Şeytan gibi Sembolik anlatımlar hakkında bir yorum yapılmasının gerekli olduğunu düşündüm...
Bundan Dolayı özellikle ''Şeytan'' hakkında bir paylaşım yapacağım.
“Şeytan” veya “İblis” kavramları da teşhis ve intak sanatı kullanılarak şahıslaştırılıp konuşturulan alemdeki “kötülük durumlarını” ve insandaki “kötülük dürtülerini” ifade ediyor. Yoksa insanın dışında kazma dişli, çirkin suratlı harici bir varlık değildir. Bunu en iyi Peygamberimizin şu sözlerinden anlarız: “Şeytan, sizin içinizde kanın damarda dolandığı gibi dolanır.” (Buhari; İtikaf, 956), “Şeytan uyuyanın genzinde geceler” (Buhari; Bed’ul-Halk, 1359) “Şeytan da, melek de insanoğluna birtakım şeyler atarlar. Şeytanın işi kötülüğe çağırmak, sonu fena ve zararlı olan şeylere teşvik etmek ve hakkı yalanlamak, haktan uzaklaştırmaktır. Meleğin işi hak ve hayra, iyiliğe çağırmak ve kötülükten uzaklaştırmaktır. Kim içinde hakka, hayıra, iyiliğe çağıran bir ses duyarsa bilsin ki bu Allah’tandır ve hemen Allaha hamdetsin. Kim de içinde kötülük ve inkara çağıran bir fısıltı duyarsa ondan uzaklaşsın ve hemen şeytandan Allah’a sığınsın.” (Tirmizi; Tefsir, 2991).
Keza Kur’an’a göre cinlerin/şeytanların tabiatı “kavurucu ateştir” (Hicr; 27)…
Görüldüğü gibi şeytan hep insanla ilişkilendirilerek tasvir ediliyor: İçinde dolanır (öfke, hırs, şehvet kabarması)… Burnunda geceler (burnundan solumak!)… Kalbine atar (içine doğurur, aklına getirir)… Şu halde “kavurucu ateş” kızgınlık, şehvet, öfke, haset, ihtiras gibi dürtülerin ifadesi oluyor. Demek ki iç dünyamızda (zati’s-sudur) “kanın damarda dolandığı gibi dolanan” öfke, kızgınlık, hırs, haset, ihtiras, şehvet vb. dürtüler kişileştirilerek, canlı bir varlıkmış gibi resmedilerek “şeytan” adını alıyor. Bunlar bizi ve çevremizi ateşin odunu yeyip bitirdiği gibi yer bitirir.

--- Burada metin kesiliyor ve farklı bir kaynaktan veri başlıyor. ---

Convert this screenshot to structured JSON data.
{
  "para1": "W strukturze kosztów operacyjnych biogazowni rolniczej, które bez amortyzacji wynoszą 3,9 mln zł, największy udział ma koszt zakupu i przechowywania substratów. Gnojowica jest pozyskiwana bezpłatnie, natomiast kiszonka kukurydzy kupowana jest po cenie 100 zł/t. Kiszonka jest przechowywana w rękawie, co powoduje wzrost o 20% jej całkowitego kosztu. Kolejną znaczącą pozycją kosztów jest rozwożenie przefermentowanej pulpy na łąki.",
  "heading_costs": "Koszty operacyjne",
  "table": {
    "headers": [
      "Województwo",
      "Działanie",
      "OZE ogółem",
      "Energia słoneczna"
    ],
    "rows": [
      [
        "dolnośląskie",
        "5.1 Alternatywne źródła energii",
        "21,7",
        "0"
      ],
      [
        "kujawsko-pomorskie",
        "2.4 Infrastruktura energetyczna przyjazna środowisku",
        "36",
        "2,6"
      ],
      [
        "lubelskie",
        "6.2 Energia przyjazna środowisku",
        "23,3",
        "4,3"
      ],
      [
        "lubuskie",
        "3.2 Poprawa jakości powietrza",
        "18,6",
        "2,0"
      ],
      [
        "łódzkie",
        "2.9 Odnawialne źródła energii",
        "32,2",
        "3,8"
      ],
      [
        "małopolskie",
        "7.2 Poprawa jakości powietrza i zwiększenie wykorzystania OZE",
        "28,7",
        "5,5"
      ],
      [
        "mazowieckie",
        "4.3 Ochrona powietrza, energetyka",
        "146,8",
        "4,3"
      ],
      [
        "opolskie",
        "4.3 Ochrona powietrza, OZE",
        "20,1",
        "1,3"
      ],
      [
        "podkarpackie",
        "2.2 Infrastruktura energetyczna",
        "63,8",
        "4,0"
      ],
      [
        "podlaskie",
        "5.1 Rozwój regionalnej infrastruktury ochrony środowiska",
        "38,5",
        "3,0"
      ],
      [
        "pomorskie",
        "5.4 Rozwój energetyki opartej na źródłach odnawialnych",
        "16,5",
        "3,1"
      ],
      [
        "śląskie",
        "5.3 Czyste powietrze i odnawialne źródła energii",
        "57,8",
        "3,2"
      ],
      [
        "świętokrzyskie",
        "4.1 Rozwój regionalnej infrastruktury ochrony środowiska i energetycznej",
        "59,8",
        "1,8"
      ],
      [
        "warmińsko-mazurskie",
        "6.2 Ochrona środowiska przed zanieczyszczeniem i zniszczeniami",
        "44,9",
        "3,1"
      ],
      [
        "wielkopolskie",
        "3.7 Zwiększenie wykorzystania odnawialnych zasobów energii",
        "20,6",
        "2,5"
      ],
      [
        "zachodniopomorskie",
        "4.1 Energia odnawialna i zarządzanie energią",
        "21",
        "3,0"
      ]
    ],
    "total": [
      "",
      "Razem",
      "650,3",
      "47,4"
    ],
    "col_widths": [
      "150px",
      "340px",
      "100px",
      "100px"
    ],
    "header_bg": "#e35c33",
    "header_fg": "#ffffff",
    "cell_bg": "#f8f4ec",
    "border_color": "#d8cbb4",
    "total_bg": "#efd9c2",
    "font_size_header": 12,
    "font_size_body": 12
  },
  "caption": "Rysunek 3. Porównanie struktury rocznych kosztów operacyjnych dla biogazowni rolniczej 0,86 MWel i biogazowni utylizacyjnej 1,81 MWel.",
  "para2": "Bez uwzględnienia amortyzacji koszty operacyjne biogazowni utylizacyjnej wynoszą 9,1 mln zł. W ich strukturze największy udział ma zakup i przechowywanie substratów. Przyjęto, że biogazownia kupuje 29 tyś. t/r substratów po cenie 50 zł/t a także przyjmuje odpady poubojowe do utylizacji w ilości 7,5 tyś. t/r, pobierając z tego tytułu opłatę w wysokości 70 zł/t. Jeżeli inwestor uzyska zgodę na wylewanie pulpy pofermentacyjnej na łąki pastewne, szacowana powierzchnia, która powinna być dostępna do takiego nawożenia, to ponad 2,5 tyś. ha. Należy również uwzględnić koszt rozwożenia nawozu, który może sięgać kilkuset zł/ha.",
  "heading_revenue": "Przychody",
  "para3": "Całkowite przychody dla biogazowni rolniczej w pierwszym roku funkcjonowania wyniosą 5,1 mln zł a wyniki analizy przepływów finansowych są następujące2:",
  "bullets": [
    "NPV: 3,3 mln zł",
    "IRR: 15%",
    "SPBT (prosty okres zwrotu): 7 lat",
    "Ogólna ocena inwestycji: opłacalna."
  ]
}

Görülüyor ki din dili, kötülere “şeytan” iyilere “melek” diyerek olayları, durumları, duyguları ve dürtüleri kişileştiriyor. İçimizde olanları, dışımıza çıkarıp harici varlıkmış gibi resmederek, kolay anlaşılır, tavır ve vaziyet alınır hale getiriyor. Metafizik olmakla birlikte gayet canlı ve dinamik bir diyaloji (ikili etki-tepki iletişimi) kuruyor. “Dini tecrübe” bu açıdan bilimsel dil ve metotlardan farklıdır. Bu dili iyi kavramamız gerekiyor.
Demek ki “Şeytan sizin apaçık düşmanınızdır, ona tabi olmayın” şu demek oluyor: “Öfke, kızgınlık, hırs, haset, ihtiras, tamah, şehvet vs. sizin apaçık düşmanınızdır, bunların ardınca gitmeyin…”
( Alıntı )
Diğer Sembolik Melek / Ruh / Cin gibi konularda sorular sorulması halinde bu konular hakkında yrı bir başlık açılması halinde yardımcı olabileceğimi düşünüyorum.